# Will a class D audio SDS-470C Custom handle Infinity 9 Kappa



## curiousabs (Nov 19, 2013)

I have the opportunity to buy a pair of these speakers, I want them particularly for their bass performance. I currently own some paradigm 11se mk2 and a SDS-470C amp. Is my amp going to be sufficient as i have read that the kappa's are infamous for their low impedance. Do you think this would be a good upgrade from my paradigm's?


----------



## ajinfla (May 10, 2009)

I think you should email Class D Audio and ask.
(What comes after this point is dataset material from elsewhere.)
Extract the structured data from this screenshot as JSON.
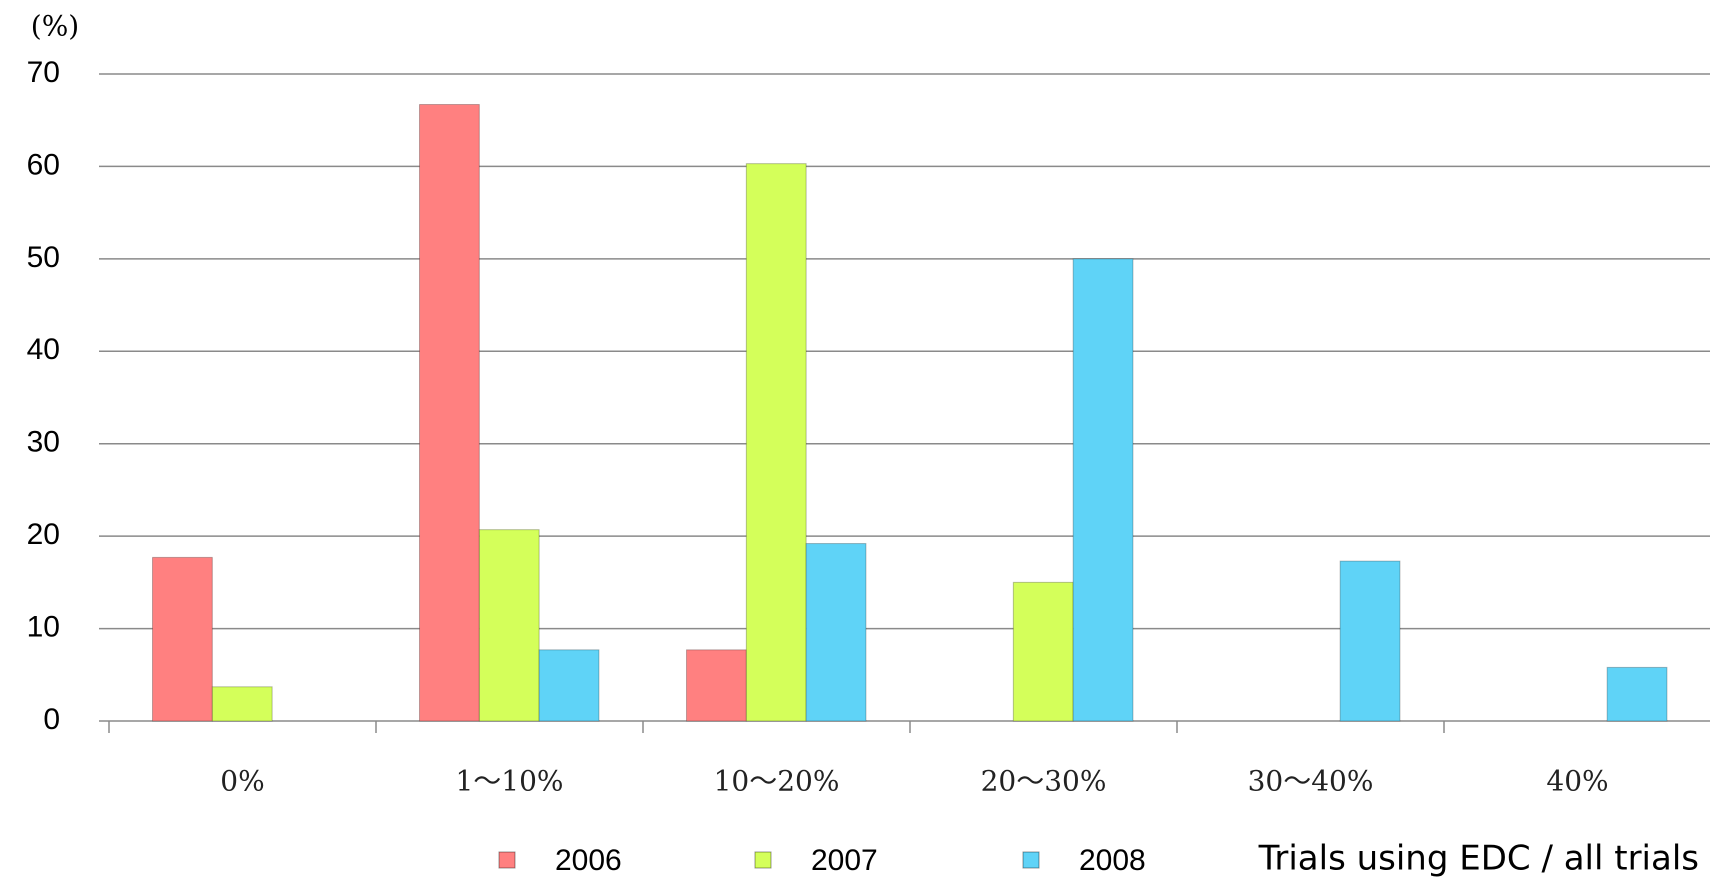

I believe the 470 is stable driving 2 ohms....but the old Kappas had 1 ohm (or less) minimas and steep phase angles if I recall, so....

cheers,

AJ


----------



## curiousabs (Nov 19, 2013)

Thanks for your reply ajinfla but i cant seem to get an email address for them. When I click on the "contact us" it just keeps looping the page.


----------



## |Tch0rT| (May 2, 2013)

Try this:
http://classdaudio.com/contacts

Their website is wonky. All the links at the bottom are wrong on the product pages unless you click on them from the main page or in the list of products.


----------



## curiousabs (Nov 19, 2013)

|Tch0rT| said:


> Try this:
> http://classdaudio.com/contacts
> 
> Their website is wonky. All the links at the bottom are wrong on the product pages unless you click on them from the main page or in the list of products.


Thanks for your help. I have decided not to go for these and instead pick up some paradigm reference bp's. I'm hoping they will be better than my current speakers.


----------